Pre-draft measurables
| Height | Weight | Arm length | Hand span | 40-yard dash | 20-yard shuttle | Three-cone drill | Vertical jump | Broad jump | Bench press |
| 6 ft 0+3⁄4 in (1.85 m) | 191 lb (87 kg) | 32+1⁄2 in (0.83 m) | 9+1⁄2 in (0.24 m) | 4.60 s | 4.15 s | 6.70 s | 36.0 in (0.91 m) | 10 ft 1 in (3.07 m) | 9 reps |
All values from NFL Combine

===Denver Broncos===
Holder signed with the Denver Broncos as an undrafted free agent on May 2, 2019. He was waived on August 31, 2019, and re-signed to the practice squad. He was promoted to the active roster on December 17, 2019.

On September 5, 2020, Holder was waived by the Broncos, but was signed to the practice squad the next day. He was elevated to the active roster on November 7, November 21, November 28, and December 5 for the team's weeks 9, 11, 12, and 13 games against the Atlanta Falcons, Miami Dolphins, New Orleans Saints, and Kansas City Chiefs, and reverted to the practice squad after each game. On December 12, 2020, Holder was promoted to the active roster. On February, 2, 2021, the Broncos waived Holder.

===Detroit Lions===
On May 17, 2021, Holder signed with the Detroit Lions. He was waived on August 30, 2021.

===Houston Gamblers===
Holder signed with the Houston Gamblers of the United States Football League on April 28, 2022.

===Seattle Sea Dragons===
The Seattle Sea Dragons selected Holder in the ninth round of the 2023 XFL Supplemental Draft on January 1, 2023. The Sea Dragons folded when the XFL and USFL merged to create the United Football League (UFL).

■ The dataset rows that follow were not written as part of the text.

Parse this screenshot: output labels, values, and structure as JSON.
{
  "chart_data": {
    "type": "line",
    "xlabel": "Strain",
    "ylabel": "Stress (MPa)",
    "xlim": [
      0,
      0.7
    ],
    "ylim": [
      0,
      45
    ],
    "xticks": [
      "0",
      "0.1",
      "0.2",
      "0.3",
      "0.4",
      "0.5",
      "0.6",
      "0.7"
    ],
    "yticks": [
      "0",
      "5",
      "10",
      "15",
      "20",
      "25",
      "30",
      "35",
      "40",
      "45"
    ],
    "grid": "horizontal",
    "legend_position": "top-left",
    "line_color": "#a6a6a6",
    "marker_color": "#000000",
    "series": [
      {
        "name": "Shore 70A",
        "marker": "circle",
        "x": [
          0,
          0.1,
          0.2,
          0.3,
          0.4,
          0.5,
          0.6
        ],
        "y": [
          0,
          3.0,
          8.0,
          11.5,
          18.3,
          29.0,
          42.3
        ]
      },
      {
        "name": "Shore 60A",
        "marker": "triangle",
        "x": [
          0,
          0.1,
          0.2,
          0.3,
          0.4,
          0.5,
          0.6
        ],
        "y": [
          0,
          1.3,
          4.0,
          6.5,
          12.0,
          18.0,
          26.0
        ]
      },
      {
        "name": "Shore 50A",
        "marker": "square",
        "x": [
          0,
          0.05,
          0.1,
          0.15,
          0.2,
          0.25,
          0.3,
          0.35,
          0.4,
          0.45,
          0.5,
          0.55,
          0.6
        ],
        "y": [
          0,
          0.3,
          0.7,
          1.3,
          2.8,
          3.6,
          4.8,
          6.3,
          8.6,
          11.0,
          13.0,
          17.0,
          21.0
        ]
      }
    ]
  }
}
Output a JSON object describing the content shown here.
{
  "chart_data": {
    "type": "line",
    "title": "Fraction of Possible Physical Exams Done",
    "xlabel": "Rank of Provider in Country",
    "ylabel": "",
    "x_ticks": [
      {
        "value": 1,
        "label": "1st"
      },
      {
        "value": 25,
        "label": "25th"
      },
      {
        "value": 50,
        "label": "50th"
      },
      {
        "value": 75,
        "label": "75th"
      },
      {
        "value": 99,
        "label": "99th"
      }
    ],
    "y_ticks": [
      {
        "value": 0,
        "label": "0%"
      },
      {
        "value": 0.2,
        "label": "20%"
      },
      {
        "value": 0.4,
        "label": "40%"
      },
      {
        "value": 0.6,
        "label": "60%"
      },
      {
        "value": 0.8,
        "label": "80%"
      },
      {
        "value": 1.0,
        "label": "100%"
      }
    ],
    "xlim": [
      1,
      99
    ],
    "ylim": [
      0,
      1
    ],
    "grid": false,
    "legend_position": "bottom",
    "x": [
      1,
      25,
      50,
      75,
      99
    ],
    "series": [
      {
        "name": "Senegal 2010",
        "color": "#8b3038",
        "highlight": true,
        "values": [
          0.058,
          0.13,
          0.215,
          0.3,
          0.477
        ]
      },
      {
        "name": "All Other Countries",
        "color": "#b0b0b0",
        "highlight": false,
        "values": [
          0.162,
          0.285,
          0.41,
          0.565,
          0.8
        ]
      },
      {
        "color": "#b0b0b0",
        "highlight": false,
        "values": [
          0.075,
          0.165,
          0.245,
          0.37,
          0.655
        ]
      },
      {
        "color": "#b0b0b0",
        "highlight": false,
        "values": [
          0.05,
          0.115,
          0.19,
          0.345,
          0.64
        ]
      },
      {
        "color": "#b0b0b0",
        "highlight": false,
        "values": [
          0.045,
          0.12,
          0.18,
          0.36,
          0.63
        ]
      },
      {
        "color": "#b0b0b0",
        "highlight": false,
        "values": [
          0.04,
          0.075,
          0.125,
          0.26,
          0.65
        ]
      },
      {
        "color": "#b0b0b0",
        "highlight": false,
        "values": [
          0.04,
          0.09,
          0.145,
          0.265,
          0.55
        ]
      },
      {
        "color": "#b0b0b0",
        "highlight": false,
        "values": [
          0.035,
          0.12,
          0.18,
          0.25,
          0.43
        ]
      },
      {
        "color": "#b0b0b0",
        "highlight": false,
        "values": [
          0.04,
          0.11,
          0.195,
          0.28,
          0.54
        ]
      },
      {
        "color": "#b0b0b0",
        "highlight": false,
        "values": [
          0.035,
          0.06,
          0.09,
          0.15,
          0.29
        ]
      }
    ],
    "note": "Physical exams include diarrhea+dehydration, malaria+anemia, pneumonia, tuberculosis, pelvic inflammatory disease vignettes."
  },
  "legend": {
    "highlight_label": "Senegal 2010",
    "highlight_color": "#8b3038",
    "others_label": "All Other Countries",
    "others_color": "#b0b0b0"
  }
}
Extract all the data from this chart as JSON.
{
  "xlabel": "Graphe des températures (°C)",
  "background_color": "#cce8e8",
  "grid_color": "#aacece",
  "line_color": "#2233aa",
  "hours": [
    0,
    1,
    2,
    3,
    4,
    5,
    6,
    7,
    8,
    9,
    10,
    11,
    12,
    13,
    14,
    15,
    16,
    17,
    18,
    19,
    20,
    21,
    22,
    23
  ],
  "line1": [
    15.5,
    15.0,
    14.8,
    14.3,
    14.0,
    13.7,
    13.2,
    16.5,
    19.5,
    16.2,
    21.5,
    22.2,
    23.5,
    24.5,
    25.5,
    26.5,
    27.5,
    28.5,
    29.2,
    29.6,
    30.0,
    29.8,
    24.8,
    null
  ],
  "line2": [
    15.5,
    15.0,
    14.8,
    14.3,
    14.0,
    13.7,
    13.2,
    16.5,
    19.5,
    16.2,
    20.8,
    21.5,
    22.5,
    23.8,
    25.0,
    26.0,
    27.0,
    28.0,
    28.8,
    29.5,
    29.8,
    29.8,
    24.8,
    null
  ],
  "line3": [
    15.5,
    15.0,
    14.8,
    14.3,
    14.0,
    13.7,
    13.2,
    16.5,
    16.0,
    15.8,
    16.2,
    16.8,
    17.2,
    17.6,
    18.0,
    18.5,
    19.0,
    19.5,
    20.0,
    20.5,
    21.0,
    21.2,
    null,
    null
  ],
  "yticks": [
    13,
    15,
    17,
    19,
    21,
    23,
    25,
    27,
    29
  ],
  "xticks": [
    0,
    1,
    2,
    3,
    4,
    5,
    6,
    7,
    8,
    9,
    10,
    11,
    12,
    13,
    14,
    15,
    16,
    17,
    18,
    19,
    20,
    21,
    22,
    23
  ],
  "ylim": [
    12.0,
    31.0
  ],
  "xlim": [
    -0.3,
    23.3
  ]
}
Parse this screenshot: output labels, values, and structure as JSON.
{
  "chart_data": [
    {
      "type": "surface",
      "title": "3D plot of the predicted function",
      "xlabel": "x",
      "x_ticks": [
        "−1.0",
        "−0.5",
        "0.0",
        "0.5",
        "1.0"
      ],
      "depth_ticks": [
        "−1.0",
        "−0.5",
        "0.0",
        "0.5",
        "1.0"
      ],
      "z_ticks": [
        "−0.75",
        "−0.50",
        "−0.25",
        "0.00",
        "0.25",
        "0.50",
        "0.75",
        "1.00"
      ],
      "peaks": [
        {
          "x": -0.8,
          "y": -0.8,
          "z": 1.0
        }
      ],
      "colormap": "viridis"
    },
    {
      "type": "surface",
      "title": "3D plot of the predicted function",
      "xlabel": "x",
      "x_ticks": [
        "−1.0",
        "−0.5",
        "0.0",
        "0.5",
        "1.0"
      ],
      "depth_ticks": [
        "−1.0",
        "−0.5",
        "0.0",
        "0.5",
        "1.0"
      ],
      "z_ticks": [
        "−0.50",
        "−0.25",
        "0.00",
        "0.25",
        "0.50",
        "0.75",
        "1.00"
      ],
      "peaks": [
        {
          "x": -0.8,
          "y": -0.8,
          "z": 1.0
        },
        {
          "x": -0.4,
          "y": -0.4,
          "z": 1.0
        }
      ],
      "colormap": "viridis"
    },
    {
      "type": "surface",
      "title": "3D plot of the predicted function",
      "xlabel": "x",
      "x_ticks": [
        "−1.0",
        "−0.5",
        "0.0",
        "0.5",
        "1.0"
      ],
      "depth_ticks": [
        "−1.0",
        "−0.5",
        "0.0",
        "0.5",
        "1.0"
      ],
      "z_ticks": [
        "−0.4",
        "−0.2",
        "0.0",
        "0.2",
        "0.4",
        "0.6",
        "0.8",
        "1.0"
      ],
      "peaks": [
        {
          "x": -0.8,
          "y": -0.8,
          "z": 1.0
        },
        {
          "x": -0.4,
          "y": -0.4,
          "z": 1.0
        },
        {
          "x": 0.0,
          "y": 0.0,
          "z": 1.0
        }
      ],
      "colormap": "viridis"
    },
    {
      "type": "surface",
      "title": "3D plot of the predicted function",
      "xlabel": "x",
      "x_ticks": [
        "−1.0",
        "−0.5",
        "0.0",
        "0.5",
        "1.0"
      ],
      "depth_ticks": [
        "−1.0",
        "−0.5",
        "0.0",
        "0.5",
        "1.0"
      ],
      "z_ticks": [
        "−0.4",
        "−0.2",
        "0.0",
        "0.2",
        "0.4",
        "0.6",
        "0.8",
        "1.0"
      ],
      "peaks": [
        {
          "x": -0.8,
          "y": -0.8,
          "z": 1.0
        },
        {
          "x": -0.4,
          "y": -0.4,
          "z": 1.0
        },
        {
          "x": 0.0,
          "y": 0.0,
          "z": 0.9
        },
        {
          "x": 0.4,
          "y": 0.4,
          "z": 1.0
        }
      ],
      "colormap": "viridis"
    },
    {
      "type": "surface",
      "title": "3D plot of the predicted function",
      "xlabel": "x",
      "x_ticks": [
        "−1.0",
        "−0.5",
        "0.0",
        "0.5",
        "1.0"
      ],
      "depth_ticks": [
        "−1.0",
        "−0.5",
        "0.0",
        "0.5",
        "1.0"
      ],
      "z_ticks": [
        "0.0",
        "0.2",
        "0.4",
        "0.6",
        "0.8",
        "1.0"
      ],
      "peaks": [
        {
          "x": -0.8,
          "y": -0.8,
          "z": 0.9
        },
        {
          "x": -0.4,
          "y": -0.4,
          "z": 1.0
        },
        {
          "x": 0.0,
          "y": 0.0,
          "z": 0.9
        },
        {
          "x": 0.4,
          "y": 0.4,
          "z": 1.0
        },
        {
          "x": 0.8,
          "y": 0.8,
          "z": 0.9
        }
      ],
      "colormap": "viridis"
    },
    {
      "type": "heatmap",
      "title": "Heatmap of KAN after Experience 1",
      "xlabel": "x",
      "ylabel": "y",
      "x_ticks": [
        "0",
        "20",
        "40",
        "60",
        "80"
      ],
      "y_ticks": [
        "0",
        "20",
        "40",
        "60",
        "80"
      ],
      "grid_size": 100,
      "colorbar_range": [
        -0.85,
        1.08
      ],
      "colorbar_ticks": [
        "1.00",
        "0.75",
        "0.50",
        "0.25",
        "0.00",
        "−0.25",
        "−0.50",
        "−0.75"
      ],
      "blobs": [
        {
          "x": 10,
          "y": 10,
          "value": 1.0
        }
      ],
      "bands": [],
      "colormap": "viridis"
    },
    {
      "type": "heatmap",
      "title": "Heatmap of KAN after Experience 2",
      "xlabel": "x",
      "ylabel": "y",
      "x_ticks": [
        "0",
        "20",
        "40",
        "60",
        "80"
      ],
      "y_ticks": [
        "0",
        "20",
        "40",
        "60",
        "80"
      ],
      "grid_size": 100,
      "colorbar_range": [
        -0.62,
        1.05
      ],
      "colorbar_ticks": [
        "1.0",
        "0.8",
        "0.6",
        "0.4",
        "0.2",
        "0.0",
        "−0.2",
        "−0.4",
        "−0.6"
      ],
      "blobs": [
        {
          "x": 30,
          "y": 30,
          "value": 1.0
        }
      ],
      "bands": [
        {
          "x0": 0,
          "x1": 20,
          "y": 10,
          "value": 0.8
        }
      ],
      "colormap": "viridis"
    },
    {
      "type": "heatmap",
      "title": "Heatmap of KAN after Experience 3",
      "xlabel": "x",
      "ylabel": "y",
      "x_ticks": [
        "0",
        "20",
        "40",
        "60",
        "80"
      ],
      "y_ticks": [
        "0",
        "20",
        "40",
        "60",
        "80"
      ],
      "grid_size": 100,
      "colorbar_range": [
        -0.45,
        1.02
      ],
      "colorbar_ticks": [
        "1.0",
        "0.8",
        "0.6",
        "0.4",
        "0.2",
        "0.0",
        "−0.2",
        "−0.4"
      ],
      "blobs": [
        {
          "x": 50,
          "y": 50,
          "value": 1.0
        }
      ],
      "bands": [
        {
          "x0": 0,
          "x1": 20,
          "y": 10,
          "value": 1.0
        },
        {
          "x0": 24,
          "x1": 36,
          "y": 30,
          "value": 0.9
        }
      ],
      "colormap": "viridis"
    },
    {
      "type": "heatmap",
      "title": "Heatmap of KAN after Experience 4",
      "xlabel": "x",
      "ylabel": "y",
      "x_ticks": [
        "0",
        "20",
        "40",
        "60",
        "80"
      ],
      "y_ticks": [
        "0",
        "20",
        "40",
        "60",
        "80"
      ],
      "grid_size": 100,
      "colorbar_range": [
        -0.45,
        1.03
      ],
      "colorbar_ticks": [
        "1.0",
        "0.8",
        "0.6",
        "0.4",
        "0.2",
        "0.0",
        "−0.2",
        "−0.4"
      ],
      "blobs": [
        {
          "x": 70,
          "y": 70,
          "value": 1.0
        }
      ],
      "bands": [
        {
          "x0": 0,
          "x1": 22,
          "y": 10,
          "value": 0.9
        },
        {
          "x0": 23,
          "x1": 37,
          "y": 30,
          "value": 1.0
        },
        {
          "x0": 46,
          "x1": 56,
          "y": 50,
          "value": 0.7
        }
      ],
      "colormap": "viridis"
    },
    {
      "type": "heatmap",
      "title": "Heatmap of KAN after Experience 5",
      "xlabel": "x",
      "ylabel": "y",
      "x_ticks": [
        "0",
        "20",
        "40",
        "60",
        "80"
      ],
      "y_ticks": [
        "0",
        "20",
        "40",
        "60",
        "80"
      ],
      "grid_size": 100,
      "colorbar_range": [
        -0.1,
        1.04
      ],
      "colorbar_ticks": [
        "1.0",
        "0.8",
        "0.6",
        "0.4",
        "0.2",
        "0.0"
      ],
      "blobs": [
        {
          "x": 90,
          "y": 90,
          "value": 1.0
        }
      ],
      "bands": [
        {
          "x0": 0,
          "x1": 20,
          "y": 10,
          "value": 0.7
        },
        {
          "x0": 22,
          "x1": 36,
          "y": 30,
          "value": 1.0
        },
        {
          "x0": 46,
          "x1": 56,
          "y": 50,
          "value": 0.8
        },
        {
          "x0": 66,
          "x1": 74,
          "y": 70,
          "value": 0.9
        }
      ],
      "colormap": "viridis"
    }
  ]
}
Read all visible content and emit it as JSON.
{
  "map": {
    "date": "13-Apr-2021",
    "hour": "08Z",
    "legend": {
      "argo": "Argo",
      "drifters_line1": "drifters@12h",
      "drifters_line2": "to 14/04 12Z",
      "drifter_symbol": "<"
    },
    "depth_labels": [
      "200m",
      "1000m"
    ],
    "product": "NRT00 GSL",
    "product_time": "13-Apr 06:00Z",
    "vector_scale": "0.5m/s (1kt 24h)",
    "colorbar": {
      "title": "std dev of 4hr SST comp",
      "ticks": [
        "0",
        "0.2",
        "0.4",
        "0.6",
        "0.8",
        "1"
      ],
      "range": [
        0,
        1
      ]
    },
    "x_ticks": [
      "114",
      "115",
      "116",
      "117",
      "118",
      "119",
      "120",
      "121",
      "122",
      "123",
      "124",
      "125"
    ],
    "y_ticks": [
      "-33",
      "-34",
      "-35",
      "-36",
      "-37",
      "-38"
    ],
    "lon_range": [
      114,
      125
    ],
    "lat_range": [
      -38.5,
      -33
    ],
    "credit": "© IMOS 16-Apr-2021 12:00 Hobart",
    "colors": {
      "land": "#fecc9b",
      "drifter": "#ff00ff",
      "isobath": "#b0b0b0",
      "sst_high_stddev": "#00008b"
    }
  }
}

=== Birmingham Stallions ===
On January 15, 2024, Holder was selected by the Birmingham Stallions in the second round of the Super Draft portion of the 2024 UFL dispersal draft. He signed with the team on January 22.

=== San Antonio Brahmas ===
On January 22, 2024, Holder was traded to the San Antonio Brahmas in exchange for defensive back Bubba Bolden. He was waived on January 31, 2024.